Probate is the legal process of administering a deceased person’s estate, which involves identifying and distributing their assets to the beneficiaries named in their will or, if there is no will, according to state law. While the probate process can be lengthy and costly, certain types of assets may be exempt from probate. These assets can be transferred to beneficiaries without going through the probate process.
One type of asset that often escapes probate is jointly-owned property. This includes real estate, bank accounts, and other assets that are owned by two or more people and have a right of survivorship. When one owner dies, the surviving owner(s) automatically become the full owner(s) of the asset. For example, if a husband and wife own a house as joint tenants with rights of survivorship, the surviving spouse will automatically become the sole owner of the house upon the other spouse’s death, without the need for probate.
Another type of asset that may escape probate is property held in a trust. Trusts are legal arrangements in which a person (the grantor) transfers ownership of their assets to a trust, and appoints a trustee to manage and distribute those assets to the beneficiaries named in the trust. If the grantor’s assets are properly transferred to the trust before their death, those assets will not be subject to probate.
Life insurance policies and retirement accounts, such as 401(k)s and IRAs, may also be exempt from probate. These types of assets typically have a designated beneficiary, who will receive the proceeds of the policy or account upon the owner’s death. The beneficiary designation takes precedence over any instructions in the deceased person’s will, so these assets will not be included in the probate process.
Some states have laws that allow small estates to bypass probate. These laws, known as “small estate statutes,” provide an expedited process for transferring certain assets to the decedent’s beneficiaries if the estate is below a certain value threshold. For example, in Arizona, if the decedent’s estate is valued at less than $100,000 in real property and $75,000 in personal property, it may qualify for the small estate process.
In addition to the above assets, there are other ways to avoid probate. One option is to use a “pay on death” (POD) or “transfer on death” (TOD) designation for bank accounts and securities. This allows the owner to name a beneficiary who will automatically receive the asset upon the owner’s death, without the need for probate. Another option is to use a transfer-on-death deed for real estate, which allows the owner to name a beneficiary who will receive the property upon the owner’s death.

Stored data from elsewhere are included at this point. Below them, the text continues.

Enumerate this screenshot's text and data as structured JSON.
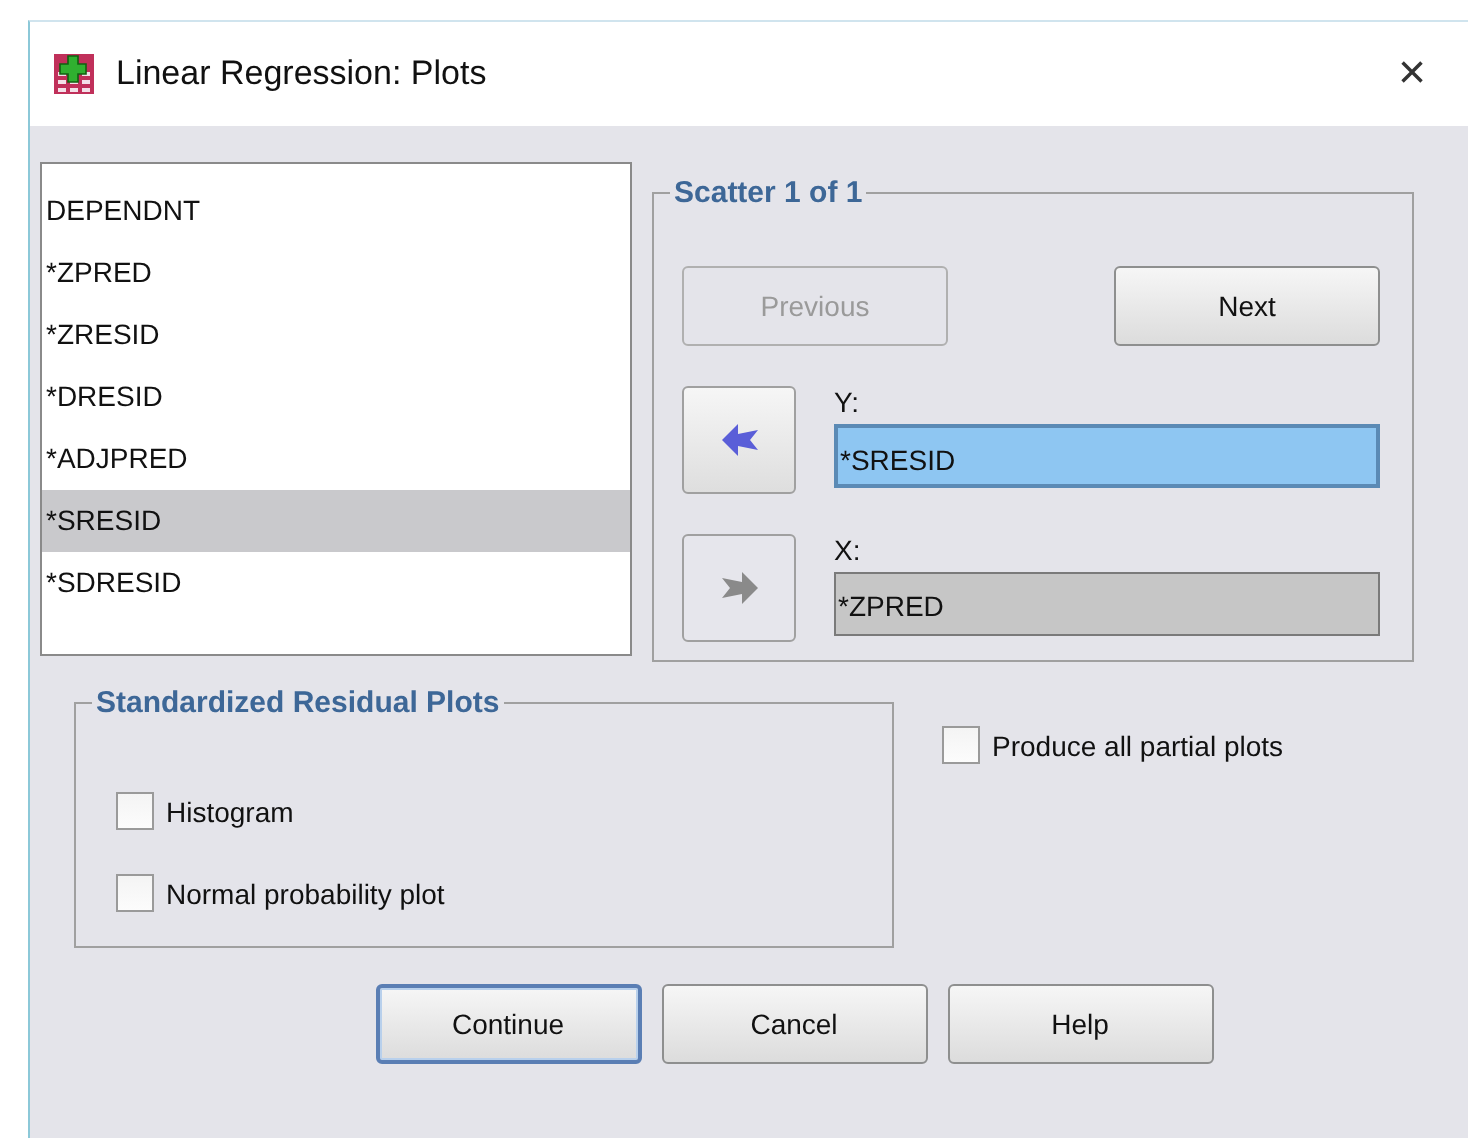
{
  "window": {
    "title": "Linear Regression: Plots",
    "close": "×"
  },
  "variables": [
    {
      "label": "DEPENDNT",
      "selected": false
    },
    {
      "label": "*ZPRED",
      "selected": false
    },
    {
      "label": "*ZRESID",
      "selected": false
    },
    {
      "label": "*DRESID",
      "selected": false
    },
    {
      "label": "*ADJPRED",
      "selected": false
    },
    {
      "label": "*SRESID",
      "selected": true
    },
    {
      "label": "*SDRESID",
      "selected": false
    }
  ],
  "scatter": {
    "title": "Scatter 1 of 1",
    "previous": {
      "label": "Previous",
      "disabled": true
    },
    "next": {
      "label": "Next",
      "disabled": false
    },
    "targets": [
      {
        "label": "Y:",
        "value": "*SRESID",
        "selected": true,
        "arrow": {
          "kind": "left",
          "disabled": false
        }
      },
      {
        "label": "X:",
        "value": "*ZPRED",
        "selected": false,
        "arrow": {
          "kind": "right",
          "disabled": true
        }
      }
    ]
  },
  "residual_plots": {
    "title": "Standardized Residual Plots",
    "options": [
      {
        "label": "Histogram",
        "checked": false
      },
      {
        "label": "Normal probability plot",
        "checked": false
      }
    ]
  },
  "partial_plots": {
    "label": "Produce all partial plots",
    "checked": false
  },
  "buttons": [
    {
      "label": "Continue",
      "default": true
    },
    {
      "label": "Cancel",
      "default": false
    },
    {
      "label": "Help",
      "default": false
    }
  ]
}
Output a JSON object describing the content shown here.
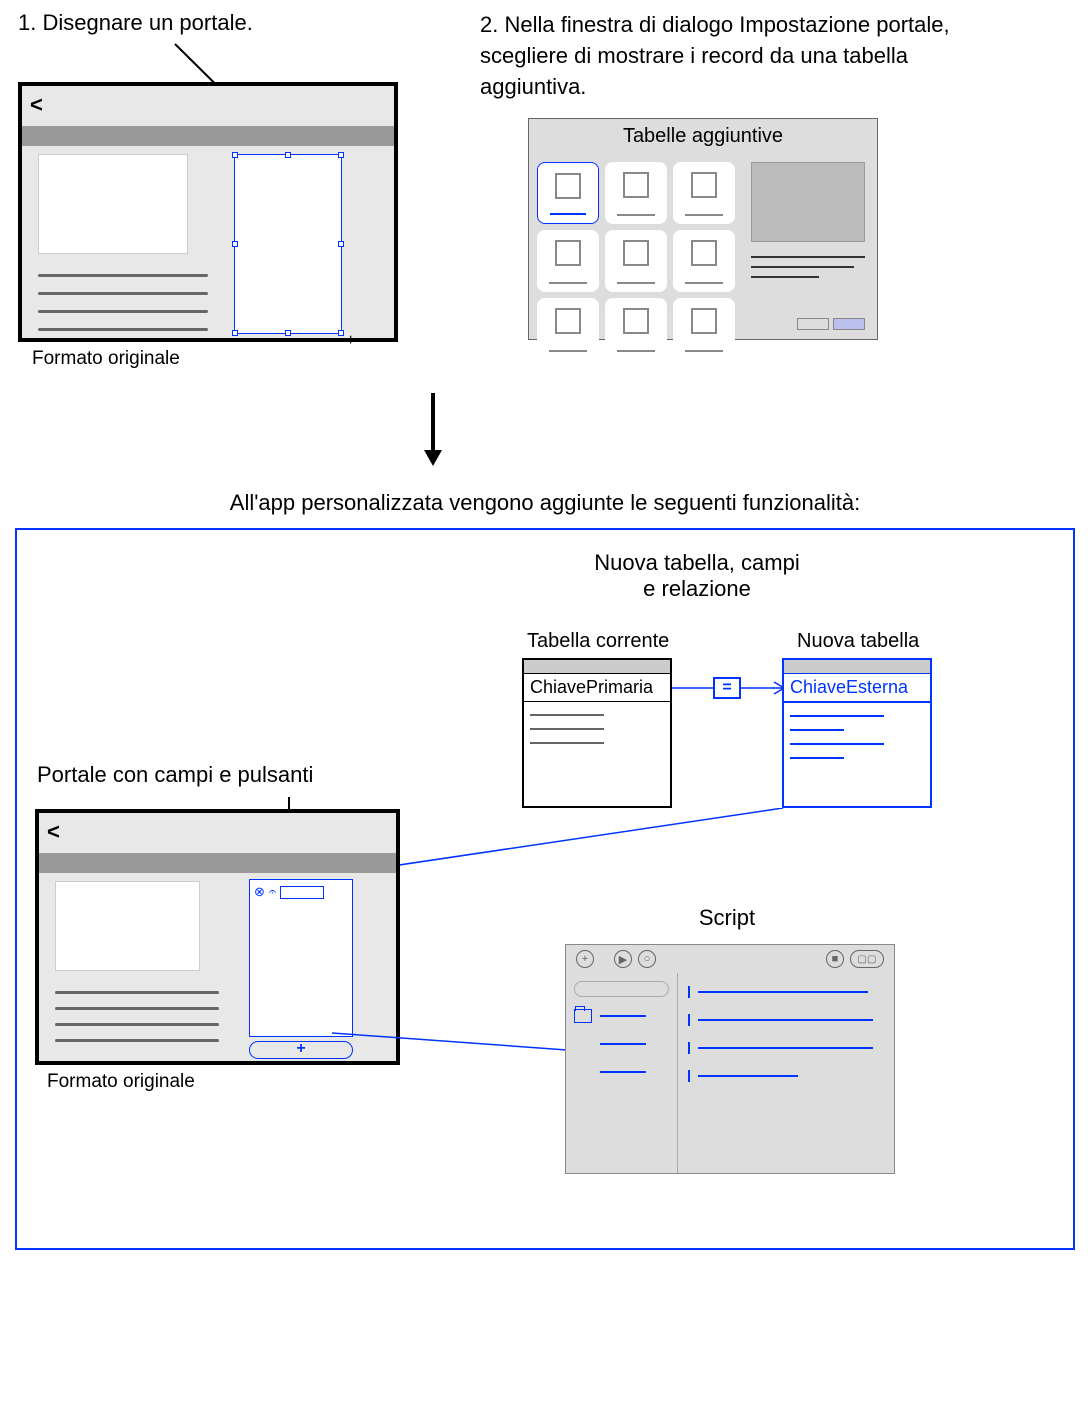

It’s worth noting that while these types of assets may escape probate, they may still be subject to other taxes and fees, such as estate taxes or capital gains taxes. It’s important to consult with a financial planner or attorney to determine the best way to handle your assets and ensure that they are distributed according to the decedent’s wishes. Related Info.
In summary, several types of assets may escape probate, including jointly-owned property, property held in a trust, life insurance policies and retirement accounts, and small estates in certain states. Using POD/TOD designations and transfer-on-death deeds can also help avoid probate for certain assets. It’s important to understand the rules and regulations surrounding probate and to plan accordingly to ensure that your assets are distributed according to your wishes after your death.